By being shamed, a well-meaning fan can turn into a malicious creep. They’ll feel as if their heart’s been broken. They’ll treat you like an ex who cheated on them and abruptly kicked them out. In an effort to gain an understanding as to why their love was punished, they’ll be motivated to creep on you even more.
Simply yearn to pleasantly communicate your disinterest in labeling your obsessed fans as special. Once you label a fan to be dangerously obsessed, be careful in rewarding or punishing their behavior. Be nonchalant about their perceived sense of uniqueness.
Subtly Disappoint Their Perfect Perception of You
The fans you see around a bit too often are people who’ve placed you up on a pedestal.
Through your subjectively perfect work, they’ve extended their opinion of your work onto the person behind it. They think of you to be a higher being compared to the rest. Those who’ve become obsessed with you perceive you to make no mistakes, and have grown from respecting you to worshiping.
Be tuned into when fans of yours begin worshiping your every word and move. You’ll need to disappoint the enthusiasm with which those people interact with you. Do your best to project an air of imperfection while those obsessed with you are looking. Ensure you’re seen closer to common than to special.
In general, subtle disappointment occurs when you don’t do what your obsessive fans expect you to do. Those in the public eye are often expected to take time out of their day to cater to their fans. Your withdrawal from those semi required tasks will do well to subtly dissuade the obsessive.

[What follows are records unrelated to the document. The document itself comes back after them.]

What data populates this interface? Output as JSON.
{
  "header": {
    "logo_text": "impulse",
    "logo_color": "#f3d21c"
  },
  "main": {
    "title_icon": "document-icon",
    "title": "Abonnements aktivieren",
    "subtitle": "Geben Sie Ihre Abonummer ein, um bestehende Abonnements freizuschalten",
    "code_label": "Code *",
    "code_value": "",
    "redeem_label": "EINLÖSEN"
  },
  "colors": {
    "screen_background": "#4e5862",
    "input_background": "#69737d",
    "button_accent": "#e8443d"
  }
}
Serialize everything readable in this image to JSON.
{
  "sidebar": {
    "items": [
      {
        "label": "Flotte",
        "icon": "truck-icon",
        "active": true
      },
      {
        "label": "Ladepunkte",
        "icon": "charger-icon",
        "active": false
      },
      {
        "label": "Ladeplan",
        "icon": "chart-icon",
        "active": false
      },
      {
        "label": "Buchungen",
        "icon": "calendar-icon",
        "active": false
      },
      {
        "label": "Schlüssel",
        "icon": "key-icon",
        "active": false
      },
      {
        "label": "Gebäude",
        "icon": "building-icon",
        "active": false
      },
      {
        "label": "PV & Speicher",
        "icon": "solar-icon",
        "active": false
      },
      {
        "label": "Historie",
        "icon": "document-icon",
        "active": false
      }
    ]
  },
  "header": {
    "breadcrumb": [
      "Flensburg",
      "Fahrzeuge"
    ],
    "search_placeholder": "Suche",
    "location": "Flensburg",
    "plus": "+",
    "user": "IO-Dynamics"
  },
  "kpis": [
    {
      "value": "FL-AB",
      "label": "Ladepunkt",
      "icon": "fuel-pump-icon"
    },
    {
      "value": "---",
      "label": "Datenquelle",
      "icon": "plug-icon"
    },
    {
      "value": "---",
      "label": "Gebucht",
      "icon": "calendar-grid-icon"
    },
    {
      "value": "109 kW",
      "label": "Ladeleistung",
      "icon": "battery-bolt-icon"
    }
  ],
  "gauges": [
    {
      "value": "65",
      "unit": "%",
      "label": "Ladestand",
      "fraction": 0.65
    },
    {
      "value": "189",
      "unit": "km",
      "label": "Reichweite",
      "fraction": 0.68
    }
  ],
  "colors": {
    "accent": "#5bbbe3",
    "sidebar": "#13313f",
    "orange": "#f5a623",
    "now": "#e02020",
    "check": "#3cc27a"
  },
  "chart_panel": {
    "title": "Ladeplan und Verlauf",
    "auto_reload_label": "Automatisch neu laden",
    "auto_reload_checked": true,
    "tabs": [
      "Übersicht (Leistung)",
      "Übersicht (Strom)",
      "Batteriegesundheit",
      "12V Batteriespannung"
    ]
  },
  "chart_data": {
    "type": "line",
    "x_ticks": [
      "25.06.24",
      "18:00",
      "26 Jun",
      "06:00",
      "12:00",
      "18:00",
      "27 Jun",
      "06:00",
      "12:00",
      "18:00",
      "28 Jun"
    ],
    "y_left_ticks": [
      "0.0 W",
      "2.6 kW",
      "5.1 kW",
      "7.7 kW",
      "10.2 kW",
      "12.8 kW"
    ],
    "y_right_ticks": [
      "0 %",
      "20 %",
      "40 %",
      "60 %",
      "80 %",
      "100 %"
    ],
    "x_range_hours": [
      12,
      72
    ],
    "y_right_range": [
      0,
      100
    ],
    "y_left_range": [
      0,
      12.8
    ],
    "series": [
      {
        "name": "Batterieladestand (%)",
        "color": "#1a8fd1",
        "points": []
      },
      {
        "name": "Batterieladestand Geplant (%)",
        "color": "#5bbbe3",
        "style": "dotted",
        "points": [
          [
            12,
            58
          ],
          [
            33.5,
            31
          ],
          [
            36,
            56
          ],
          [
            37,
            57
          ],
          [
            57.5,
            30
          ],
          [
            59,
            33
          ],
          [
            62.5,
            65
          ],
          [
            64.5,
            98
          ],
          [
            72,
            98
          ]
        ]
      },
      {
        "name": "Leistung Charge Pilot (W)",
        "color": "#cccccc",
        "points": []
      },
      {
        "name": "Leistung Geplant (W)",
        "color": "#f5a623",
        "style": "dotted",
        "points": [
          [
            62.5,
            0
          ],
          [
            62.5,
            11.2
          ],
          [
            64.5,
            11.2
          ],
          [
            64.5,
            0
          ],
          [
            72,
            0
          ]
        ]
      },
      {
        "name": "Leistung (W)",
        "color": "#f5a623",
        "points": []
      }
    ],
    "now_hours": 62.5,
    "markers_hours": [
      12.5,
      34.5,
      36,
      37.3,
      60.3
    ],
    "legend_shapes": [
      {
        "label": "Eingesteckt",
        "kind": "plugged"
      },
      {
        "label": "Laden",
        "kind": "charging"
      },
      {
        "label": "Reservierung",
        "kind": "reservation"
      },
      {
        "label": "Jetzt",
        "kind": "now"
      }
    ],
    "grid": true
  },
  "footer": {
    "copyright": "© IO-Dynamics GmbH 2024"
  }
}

The steps to pulling this off are severely limited by the personal context that you find yourself in. However, below are a few examples of disappointing the fans who’ve grown to become obsessed.
- Rejecting to take selfies when someone follows you on the street
- Not responding to direct messages or comments online, even if they’re overwhelmingly kind
- Not rewarding gifts with publicity of any kind
Give Them a Good Reputation to Live Up to, Reward Those Who Do
Communicating which traits you respect in your fans will motivate them to shape their behavior accordingly.
Allow those who think they know you better than most to realize what type of fan you respect by voicing your preferences. You can do so by telling stalker stories and explaining how uncomfortable it is to have people stand outside your property waiting to take photos.
Use the obsessed fan’s desire to impress against them by specifying ways you can be impressed. Ensure those preferences benefit you from a privacy perspective. Exclaim your opinion of what a model follower of your work looks like. When communicating publicly, reward those who are respectful, patient, and not clingy by thanking them and publicizing that behavior.
Unlike the first point above about rewarding behavior directly, here, you’d be rewarding your preferred behavior in an impersonal manner. You wouldn’t single anyone out in your communication of what behavior you prefer. Rather, you’d simply give your fans a goal to aspire to in hopes of pleasing you. That goal however, can very well dissuade them from pleasing you in ways which make you uncomfortable.